Part of accepting myself as ND is being able to be called an asshole, accept I was being an asshole, but understanding that it doesn’t make me a bad person and I shouldn’t feel bad about it since it was outside my control but use it as a chance to figure out the best next steps.
I think (hope) most people can tell the difference between symptoms of atypical neurology (lateness, awkwardness, forgetfulness, zoning out et al) and hurtful/abusive/controlling behavior. And if they can’t, they’re just not our people.
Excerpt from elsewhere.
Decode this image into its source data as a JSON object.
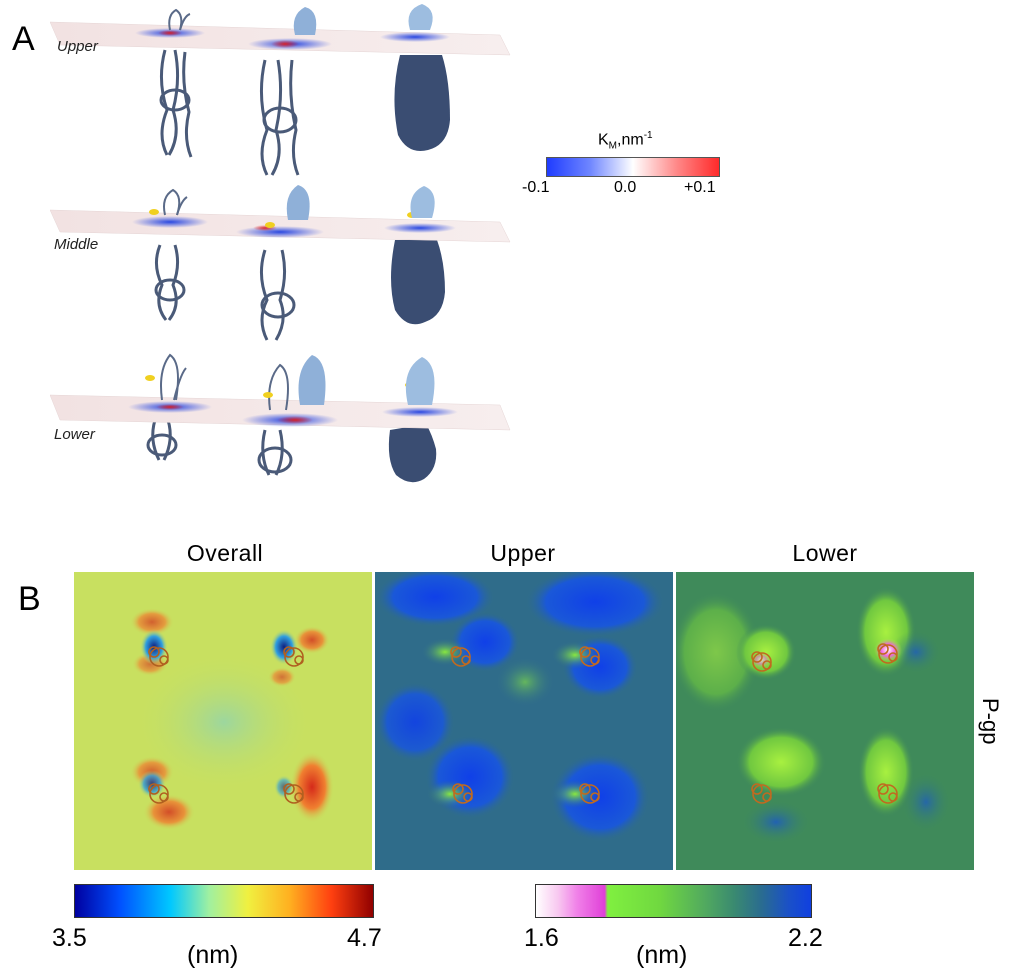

That’s a whole different Venn diagram though
The behavior is inappropriate regardless of the reason.
There are tons of things that people do that are considered asshole or not asshole depending on who is involved, the context, and intentions.
Pointing out someone’s addiction issues is often a social offense because ‘everyone knows it’ and it causes trouble. But interventions are things, and friends calling someone out in public might be the way it gets through to them.
Sometimes people make fun of others in public which is fine if both of them are fine with it and they avoid certain topics, but those can vary widely by person and the audience.
Hell, pointing out that someone is being an asshole is often considered inappropriate!